Démoder la mode jetable

Par Frédérique David

Elle ne s’est pas contentée de nous habiller, de nous protéger, mais elle nous a défini, fasciné, fait rêver au fil des décennies. On a aimé découvrir ses couleurs tendance, ses coupes, ses tissus, les vedettes qui les mettaient en valeur sur les tapis rouges. Adolescente, j’étais fascinée par la mode des années 1950 et j’aimais dénicher dans les friperies ou dans le grenier de ma grand-mère des chemisiers en coton blanc brodés et des chapeaux en feutre noir, comme dans Le Quai des brumes ou Montparnasse 19, des films que je regardais en boucle. L’adolescence n’est-elle pas cette période où, en quête d’une identité propre, d’un moi personnel, la mode nous aide à nous affirmer? J’ai toujours pensé que les uniformes à l’école brimaient ce besoin de s’exprimer, de se découvrir, de s’affranchir ou d’appartenir à un groupe. Un besoin essentiel à l’adolescence.

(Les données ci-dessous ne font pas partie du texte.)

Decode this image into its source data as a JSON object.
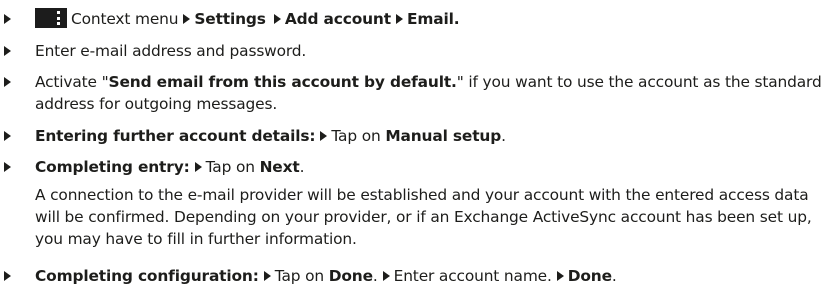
{
  "steps": [
    {
      "menu_label": "Context menu",
      "settings": "Settings",
      "add_account": "Add account",
      "email": "Email."
    },
    {
      "text": "Enter e-mail address and password."
    },
    {
      "pre": "Activate \"",
      "bold": "Send email from this account by default.",
      "post": "\" if you want to use the account as the standard address for outgoing messages."
    },
    {
      "bold": "Entering further account details:",
      "mid": "Tap on",
      "bold2": "Manual setup",
      "end": "."
    },
    {
      "bold": "Completing entry:",
      "mid": "Tap on",
      "bold2": "Next",
      "end": "."
    },
    {
      "bold": "Completing configuration:",
      "tap": "Tap on",
      "done": "Done",
      "sep": ".",
      "enter": "Enter account name.",
      "done2": "Done",
      "end": "."
    }
  ],
  "note": "A connection to the e-mail provider will be established and your account with the entered access data will be confirmed. Depending on your provider, or if an Exchange ActiveSync account has been set up, you may have to fill in further information.",
  "icons": {
    "bullet": "triangle-bullet-icon",
    "context_menu": "context-menu-icon"
  }
}
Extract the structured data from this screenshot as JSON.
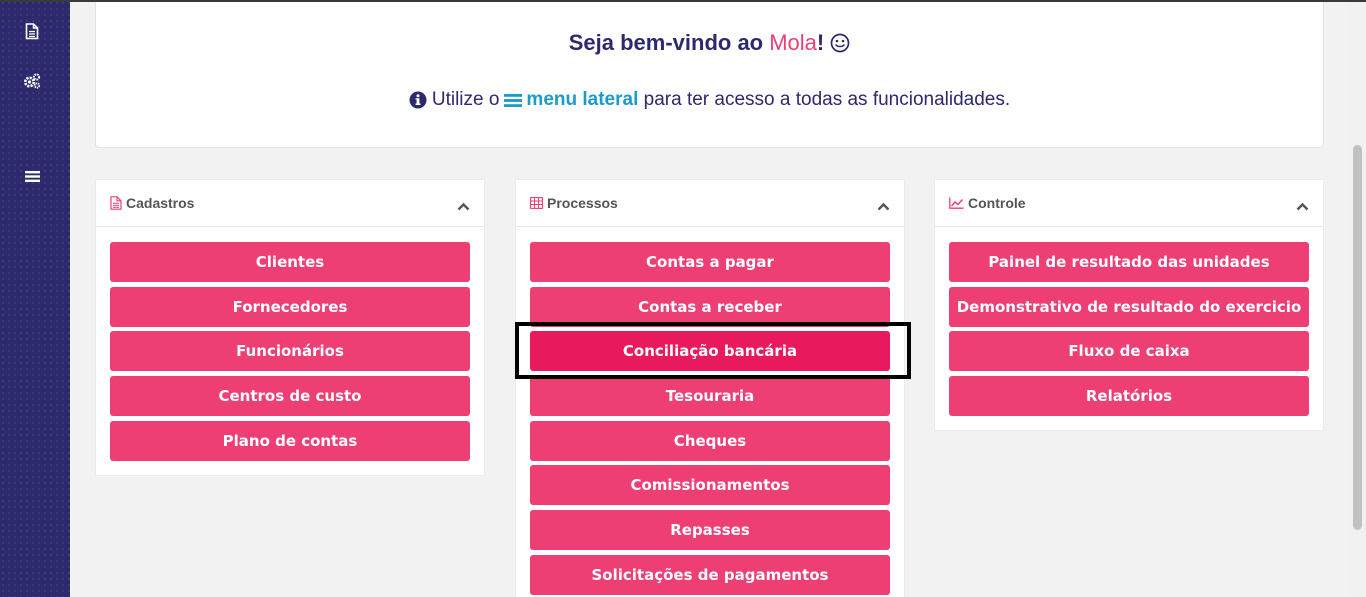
{
  "welcome": {
    "title_prefix": "Seja bem-vindo ao ",
    "brand": "Mola",
    "title_suffix": "!",
    "sub_prefix": "Utilize o",
    "sub_link": "menu lateral",
    "sub_suffix": " para ter acesso a todas as funcionalidades."
  },
  "sidebar": {
    "icons": [
      "document-icon",
      "cogs-icon",
      "hamburger-menu-icon"
    ]
  },
  "cadastros": {
    "title": "Cadastros",
    "buttons": [
      "Clientes",
      "Fornecedores",
      "Funcionários",
      "Centros de custo",
      "Plano de contas"
    ]
  },
  "processos": {
    "title": "Processos",
    "buttons": [
      "Contas a pagar",
      "Contas a receber",
      "Conciliação bancária",
      "Tesouraria",
      "Cheques",
      "Comissionamentos",
      "Repasses",
      "Solicitações de pagamentos"
    ]
  },
  "controle": {
    "title": "Controle",
    "buttons": [
      "Painel de resultado das unidades",
      "Demonstrativo de resultado do exercicio",
      "Fluxo de caixa",
      "Relatórios"
    ]
  },
  "colors": {
    "sidebar": "#2c2a6c",
    "accent": "#ee3f74",
    "link": "#1a9bc9"
  }
}
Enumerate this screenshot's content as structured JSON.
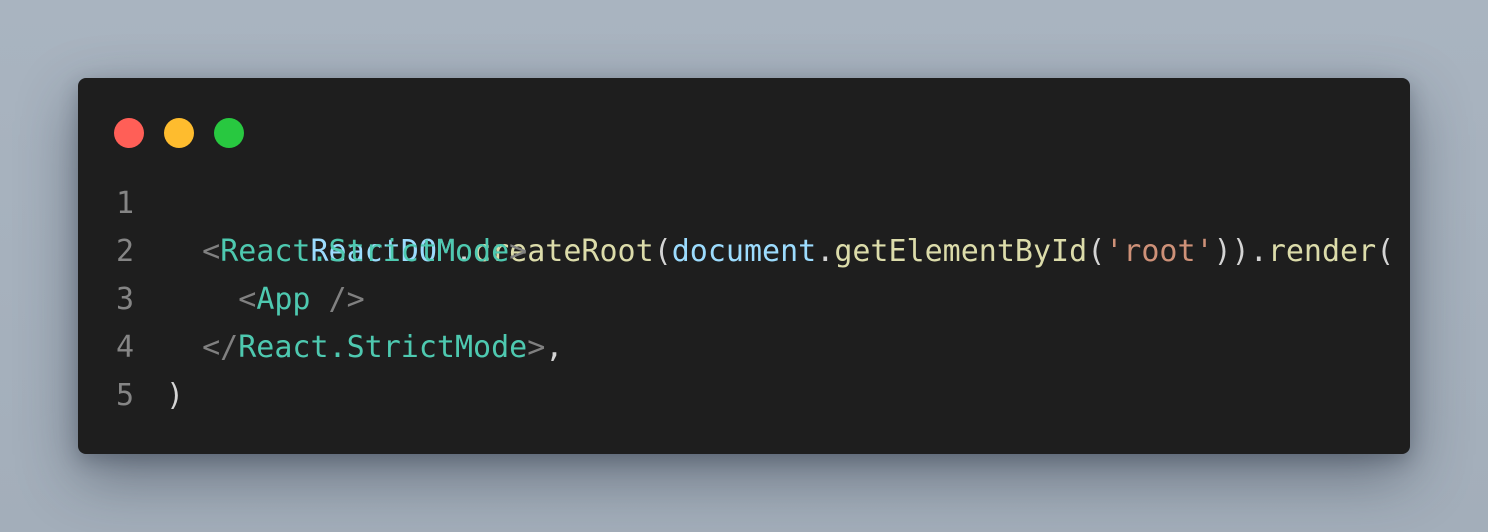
{
  "window": {
    "traffic_lights": [
      {
        "name": "close",
        "color": "#ff5f57"
      },
      {
        "name": "minimize",
        "color": "#febc2e"
      },
      {
        "name": "zoom",
        "color": "#28c840"
      }
    ]
  },
  "code": {
    "lines": [
      {
        "number": "1",
        "tokens": [
          {
            "text": "ReactDOM",
            "kind": "obj"
          },
          {
            "text": ".",
            "kind": "punc"
          },
          {
            "text": "createRoot",
            "kind": "fn"
          },
          {
            "text": "(",
            "kind": "punc"
          },
          {
            "text": "document",
            "kind": "obj"
          },
          {
            "text": ".",
            "kind": "punc"
          },
          {
            "text": "getElementById",
            "kind": "fn"
          },
          {
            "text": "(",
            "kind": "punc"
          },
          {
            "text": "'root'",
            "kind": "str"
          },
          {
            "text": ")).",
            "kind": "punc"
          },
          {
            "text": "render",
            "kind": "fn"
          },
          {
            "text": "(",
            "kind": "punc"
          }
        ]
      },
      {
        "number": "2",
        "tokens": [
          {
            "text": "  ",
            "kind": "punc"
          },
          {
            "text": "<",
            "kind": "br"
          },
          {
            "text": "React.StrictMode",
            "kind": "tag"
          },
          {
            "text": ">",
            "kind": "br"
          }
        ]
      },
      {
        "number": "3",
        "tokens": [
          {
            "text": "    ",
            "kind": "punc"
          },
          {
            "text": "<",
            "kind": "br"
          },
          {
            "text": "App",
            "kind": "tag"
          },
          {
            "text": " />",
            "kind": "br"
          }
        ]
      },
      {
        "number": "4",
        "tokens": [
          {
            "text": "  ",
            "kind": "punc"
          },
          {
            "text": "</",
            "kind": "br"
          },
          {
            "text": "React.StrictMode",
            "kind": "tag"
          },
          {
            "text": ">",
            "kind": "br"
          },
          {
            "text": ",",
            "kind": "punc"
          }
        ]
      },
      {
        "number": "5",
        "tokens": [
          {
            "text": ")",
            "kind": "punc"
          }
        ]
      }
    ]
  },
  "colors": {
    "background": "#a9b4c0",
    "window": "#1e1e1e",
    "line_number": "#858585",
    "identifier": "#9cdcfe",
    "function": "#dcdcaa",
    "string": "#ce9178",
    "tag": "#4ec9b0",
    "bracket": "#808080",
    "punctuation": "#d4d4d4"
  }
}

Du prêt à porter au prêt à jeter

Malheureusement, la mode a perdu ses lettres d’or. Sa noblesse d’antan a été avalée par un capitalisme vorace. Les saisons ne rythment plus les nouvelles modes. Au nom du profit, tous les abus sont permis et Internet participe activement à cette frénésie, via des sites de vente et des influenceurs qui ne cessent de promouvoir ce « prêt à jeter ». « Rien ne changera tant que les industriels demanderont aux stylistes de sortir des nouveautés chaque semaine », déclare Audrey Millet, dans Le livre noir de la mode. La chercheuse et spécialiste de l’histoire de l’habillement y dénonce aussi le travail des enfants, la discrimination, les abus et le harcèlement, les bas salaires et les dégradations environnementales.

Cette dérive environnementale et sociale de la surconsommation de vêtements a récemment convaincu le gouvernement français d’agir. Le 14 mars dernier, l’Assemblée nationale a adopté à l’unanimité une proposition de loi visant à réduire « l’impact environnemental de l’industrie textile ». Pour mettre un frein à ce que l’on surnomme « Fast fashion » ou « mode jetable », le projet de loi envisage, entre autres, d’interdire la publicité pour la vente de vêtements à prix cassés. Les chiffres parlent d’eux même : en vingt ans, le prix moyen des vêtements a diminué de 30% tandis que les quantités achetées ont doublé. « On parle de 3,3 milliards de vêtements mis sur le marché chaque année, un milliard de plus qu’il y a dix ans », a déclaré Anne-Cécile Violland, la députée et auteure de la proposition de loi. Les enseignes Shein et Temu ont été pointées du doigt pour leurs pratiques qui consistent à proposer de nombreux modèles de vêtements à prix dérisoires. Selon une étude de l’ONG Les amis de la Terre, le géant chinois Shein propose 470 000 modèles différents, soit 7200 nouveautés par jour, grâce à des algorithmes qui détectent les tendances du jour!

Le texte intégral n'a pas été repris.